Union boss John Niccollai took in $600,000 last year, and thousands of New Jersey, New York, and Pennsylvania workers helped pay him.
Niccollai is president of United Food & Commercial Workers (UFCW) Local 464A, a New Jersey-based union representing nearly 16,000 workers in grocery stores and the food service industry.
In total, Niccollai was paid $600,339 last year — including his $573,299 UFCW 464A salary, other disbursements, and money he received as a vice president of UFCW headquarters in Washington, D.C.
How does Niccollai stack up against the workers who pay his salary?
The average food preparation and serving worker in New Jersey was paid $24,320 last year. The average cashier made $21,530, and the average meat packer got $25,960.
Niccollai was paid about 25 times as much as the full-time workers contributing to his salary — and most of UFCW 464A's members don't work full-time.
UFCW 464A took $445 per member from 10,603 part-time workers and $497 per member from 4,989 full-time workers last year, not including initiation fees.
Setting aside the money Niccollai got from UFCW headquarters, his 2014 pay would break down to more than $35 from every UFCW 464A member.
UFCW 464A did not respond to a Watchdog.org request for comment on how union compensation is determined and disclosed to members.
Niccollai's father was a UFCW 464A officer for decades. Niccollai's son, John Niccollai III, was paid $250,835 last year as UFCW 464A's operations director.
Alluding to questions about union boss pay, an undated release on the UFCW 464A website told members to beware of "Anti-Union radicals posing as journalists in a concerted effort to destroy the Labor Movement."
"The Radicals contend Union Leaders are grossly overpaid," UFCW 464A explained. "When we compare the salaries of Union Leaders to that of their Corporate equals, the argument is utterly absurd and without one shred of merit."
"The reason these radicals are making Union Leaders' wages an issue is clearly intended to build dissension in the ranks," UFCW 464A added.
At a 2014 meeting, Niccollai warned UFCW 464A members about an "assault" on labor unions by "the greedy few."
"Our numbers are being threatened by those who wish to concentrate the wealth of our nation into the hands of a small few at the expense of the middle class," Niccollai said.
Niccollai's compensation is an extreme example of a state and national trend.

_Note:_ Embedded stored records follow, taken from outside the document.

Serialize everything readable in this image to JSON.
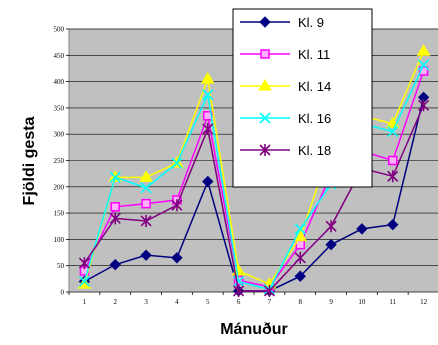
{
  "chart_data": {
    "type": "line",
    "x": [
      "1",
      "2",
      "3",
      "4",
      "5",
      "6",
      "7",
      "8",
      "9",
      "10",
      "11",
      "12"
    ],
    "xlabel": "Mánuður",
    "ylabel": "Fjöldi gesta",
    "ylim": [
      0,
      500
    ],
    "yticks": [
      "0",
      "50",
      "100",
      "150",
      "200",
      "250",
      "300",
      "350",
      "400",
      "450",
      "500"
    ],
    "grid": true,
    "legend_position": "top-right",
    "plot_background": "#c0c0c0",
    "series": [
      {
        "name": "Kl. 9",
        "color": "#000080",
        "marker": "diamond",
        "values": [
          20,
          52,
          70,
          65,
          210,
          2,
          2,
          30,
          90,
          120,
          128,
          370
        ]
      },
      {
        "name": "Kl. 11",
        "color": "#ff00ff",
        "marker": "square",
        "values": [
          40,
          162,
          168,
          175,
          335,
          22,
          10,
          90,
          225,
          268,
          250,
          420
        ]
      },
      {
        "name": "Kl. 14",
        "color": "#ffff00",
        "marker": "triangle",
        "values": [
          15,
          218,
          218,
          245,
          405,
          40,
          15,
          105,
          275,
          335,
          320,
          458
        ]
      },
      {
        "name": "Kl. 16",
        "color": "#00ffff",
        "marker": "x",
        "values": [
          20,
          218,
          198,
          245,
          375,
          20,
          5,
          120,
          205,
          320,
          305,
          432
        ]
      },
      {
        "name": "Kl. 18",
        "color": "#800080",
        "marker": "star",
        "values": [
          55,
          140,
          135,
          165,
          310,
          2,
          2,
          65,
          125,
          235,
          220,
          355
        ]
      }
    ]
  }
}
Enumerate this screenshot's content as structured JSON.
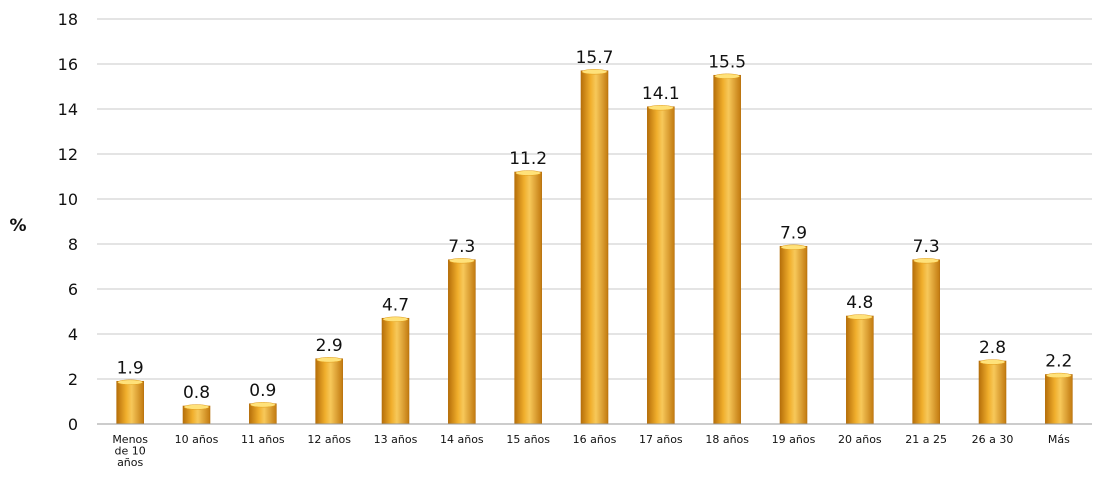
{
  "chart_data": {
    "type": "bar",
    "title": "",
    "xlabel": "",
    "ylabel": "%",
    "ylim": [
      0,
      18
    ],
    "yticks": [
      0,
      2,
      4,
      6,
      8,
      10,
      12,
      14,
      16,
      18
    ],
    "grid": true,
    "legend": "none",
    "categories": [
      "Menos de 10 años",
      "10 años",
      "11 años",
      "12 años",
      "13 años",
      "14 años",
      "15 años",
      "16 años",
      "17 años",
      "18 años",
      "19 años",
      "20 años",
      "21 a 25",
      "26 a 30",
      "Más"
    ],
    "values": [
      1.9,
      0.8,
      0.9,
      2.9,
      4.7,
      7.3,
      11.2,
      15.7,
      14.1,
      15.5,
      7.9,
      4.8,
      7.3,
      2.8,
      2.2
    ],
    "value_labels": [
      "1.9",
      "0.8",
      "0.9",
      "2.9",
      "4.7",
      "7.3",
      "11.2",
      "15.7",
      "14.1",
      "15.5",
      "7.9",
      "4.8",
      "7.3",
      "2.8",
      "2.2"
    ],
    "colors": {
      "bar_fill": "#E8A020",
      "bar_dark": "#B66F0A",
      "bar_highlight": "#F7C85A",
      "bar_top": "#FFE27A",
      "grid": "#C8C8C8",
      "axis": "#9A9A9A",
      "text": "#111111"
    }
  }
}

"In Pennsylvania, there is often a wide gap between union leaders and the rank and file," Elizabeth Stelle, policy director for the free-market Commonwealth Foundation, said in an email to Watchdog.org.
"UFCW President Wendell Young IV pulls in more than $330,000 a year, while the average liquor store clerk earns a salary of $31,700," Stelle said. "It's one thing for union members to choose to pay their leaders well, it's another thing when the dues used to pay these high salaries are forced."
Because the current system benefits the union, UFCW and its affiliates have spent big money fighting efforts to break Pennsylvania's state monopoly on the sale of alcohol.
"It's taxpayer-subsidized dues collection that allows union bosses to collect hefty salaries, a privilege no other political organization enjoys," Stelle told Watchdog.org.